Representatividade trans

28 de fevereiro de 2018 Conversas e
Roda de conversa sobre representatividade trans, realizada no Rio de Janeiro por Dandara Vital (à frente). Foto: Rodrigo Menezes.
Roda de conversa sobre representatividade trans, realizada no Rio de Janeiro por Dandara Vital (à frente). Foto: Rodrigo Menezes.

Nota: esse texto utiliza a linguagem neutra, trocando marcações de gênero das palavras pelo “e”; o “x” não é usado por ser ilegível, nesse contexto de marcação de gênero, pelos computadores programados para pessoas com deficiência visual.

 

Janeiro foi o mês da Visibilidade Travesti e Trans, no qual relembramos e comemoramos o histórico dia 29 de janeiro de 2004, quando pessoas Trans estiveram pela primeira vez no Congresso Nacional brasileiro falando sobre suas vivências e demandas políticas. Nós do MONART (Movimento Nacional de Artistas Trans) tentamos, desde o início de janeiro, dialogar com a equipe da peça Gisberta, atuada e concebida pelo ator cisgênero Luis Lobianco, sobre a história de uma mulher Trans que viveu entre Brasil, França e Portugal e que foi assassinada em 2006. Por um lado, nossas tentativas de diálogo com a equipe da peça foram tratadas como um tipo de afronta a ser condenada e censurada como se fosse uma “ameaça”. Em consequência, fomos difamades e ofendides por parte da grande mídia jornalística. Por outro lado, recebemos apoio de diversos grupos, coletivos, canais midiáticos e indivíduos que reconheceram a importância do debate que tentamos levantar.

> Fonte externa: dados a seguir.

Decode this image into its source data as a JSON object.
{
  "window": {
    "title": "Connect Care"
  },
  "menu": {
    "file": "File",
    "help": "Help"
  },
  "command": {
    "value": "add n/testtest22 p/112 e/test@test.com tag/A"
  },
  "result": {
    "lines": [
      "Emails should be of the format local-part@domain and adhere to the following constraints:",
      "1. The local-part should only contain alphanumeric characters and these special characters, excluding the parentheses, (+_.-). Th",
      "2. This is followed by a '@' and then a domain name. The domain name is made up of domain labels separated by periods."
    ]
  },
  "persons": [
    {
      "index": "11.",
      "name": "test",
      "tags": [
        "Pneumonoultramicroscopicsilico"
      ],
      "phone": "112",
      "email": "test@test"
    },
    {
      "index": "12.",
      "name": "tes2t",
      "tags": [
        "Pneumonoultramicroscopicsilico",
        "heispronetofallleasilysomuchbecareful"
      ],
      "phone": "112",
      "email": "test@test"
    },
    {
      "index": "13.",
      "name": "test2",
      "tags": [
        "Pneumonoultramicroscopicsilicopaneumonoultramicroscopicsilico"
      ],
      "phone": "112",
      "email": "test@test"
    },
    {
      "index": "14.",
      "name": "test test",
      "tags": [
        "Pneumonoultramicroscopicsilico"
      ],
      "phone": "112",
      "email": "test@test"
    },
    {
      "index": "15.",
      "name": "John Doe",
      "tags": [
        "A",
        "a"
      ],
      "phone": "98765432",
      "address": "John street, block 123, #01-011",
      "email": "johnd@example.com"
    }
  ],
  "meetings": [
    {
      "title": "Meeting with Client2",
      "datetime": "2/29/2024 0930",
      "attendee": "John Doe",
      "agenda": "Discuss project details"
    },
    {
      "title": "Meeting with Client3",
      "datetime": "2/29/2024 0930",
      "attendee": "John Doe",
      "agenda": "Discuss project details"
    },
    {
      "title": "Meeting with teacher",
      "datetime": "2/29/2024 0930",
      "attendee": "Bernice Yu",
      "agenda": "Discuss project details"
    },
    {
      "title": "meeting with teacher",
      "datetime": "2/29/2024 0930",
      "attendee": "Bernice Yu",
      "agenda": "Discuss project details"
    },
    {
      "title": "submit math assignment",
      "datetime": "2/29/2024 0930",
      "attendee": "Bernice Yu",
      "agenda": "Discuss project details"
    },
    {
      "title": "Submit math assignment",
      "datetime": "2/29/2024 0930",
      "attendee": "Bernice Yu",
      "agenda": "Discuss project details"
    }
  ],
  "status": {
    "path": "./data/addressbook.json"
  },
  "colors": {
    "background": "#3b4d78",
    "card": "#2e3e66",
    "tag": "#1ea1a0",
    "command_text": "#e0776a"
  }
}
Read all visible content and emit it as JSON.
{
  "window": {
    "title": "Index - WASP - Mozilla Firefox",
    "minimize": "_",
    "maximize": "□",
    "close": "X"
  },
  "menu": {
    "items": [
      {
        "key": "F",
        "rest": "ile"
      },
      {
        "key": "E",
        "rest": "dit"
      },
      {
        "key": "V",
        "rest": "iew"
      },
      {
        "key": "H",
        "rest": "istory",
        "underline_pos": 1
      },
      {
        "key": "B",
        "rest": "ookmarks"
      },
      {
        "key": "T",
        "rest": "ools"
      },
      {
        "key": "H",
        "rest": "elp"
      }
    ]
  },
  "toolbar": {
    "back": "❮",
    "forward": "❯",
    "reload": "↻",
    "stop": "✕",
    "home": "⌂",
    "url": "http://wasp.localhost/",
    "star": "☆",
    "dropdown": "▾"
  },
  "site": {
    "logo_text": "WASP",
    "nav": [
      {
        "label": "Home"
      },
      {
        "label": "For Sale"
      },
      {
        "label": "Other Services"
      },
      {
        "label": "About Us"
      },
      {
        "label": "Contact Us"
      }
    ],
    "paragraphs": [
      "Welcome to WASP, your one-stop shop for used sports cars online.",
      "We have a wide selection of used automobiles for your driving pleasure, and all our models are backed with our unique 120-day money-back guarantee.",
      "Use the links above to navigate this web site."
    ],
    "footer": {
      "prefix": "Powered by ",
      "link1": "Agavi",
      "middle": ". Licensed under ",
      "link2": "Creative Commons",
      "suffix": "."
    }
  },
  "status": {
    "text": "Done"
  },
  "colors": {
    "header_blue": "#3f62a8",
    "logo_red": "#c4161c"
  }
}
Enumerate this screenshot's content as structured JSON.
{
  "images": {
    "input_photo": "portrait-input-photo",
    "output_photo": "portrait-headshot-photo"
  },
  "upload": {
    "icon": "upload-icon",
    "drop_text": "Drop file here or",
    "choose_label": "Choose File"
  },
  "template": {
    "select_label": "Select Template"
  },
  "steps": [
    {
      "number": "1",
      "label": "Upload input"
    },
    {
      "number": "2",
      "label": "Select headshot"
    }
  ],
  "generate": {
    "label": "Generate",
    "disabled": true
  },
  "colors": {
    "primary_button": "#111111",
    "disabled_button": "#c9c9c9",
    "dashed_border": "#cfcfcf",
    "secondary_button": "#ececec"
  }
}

Vivemos um momento de ebulição das questões de gênero no Brasil. Certos setores da sociedade estão tentando calar as vozes que emergem e expressam visões de mundo que muitos não conhecem ou não querem conhecer. Já outros setores, como o artístico, estão usando as questões de gênero como tema favorito para a construção dos seus trabalhos. O problema que nós, artistas Trans, temos levantado é: por que atores e profissionais da arte cisgêneros detêm o controle da produção de trabalhos sobre a população e a temática Trans? Essa questão não é individual, mas estrutural. Por que, histórica e sistematicamente, pessoas Trans não têm acesso a empregos (sejam eles artísticos ou não) que não sejam marginalizados ou subalternizados? Por que não podemos ter destinos ou sortes distintas da morte por assassinato ou suicídio precoce? Por que não temos acesso a sistemas de saúde, educação, empregabilidade ou a redes de afeto familiar ou romântico?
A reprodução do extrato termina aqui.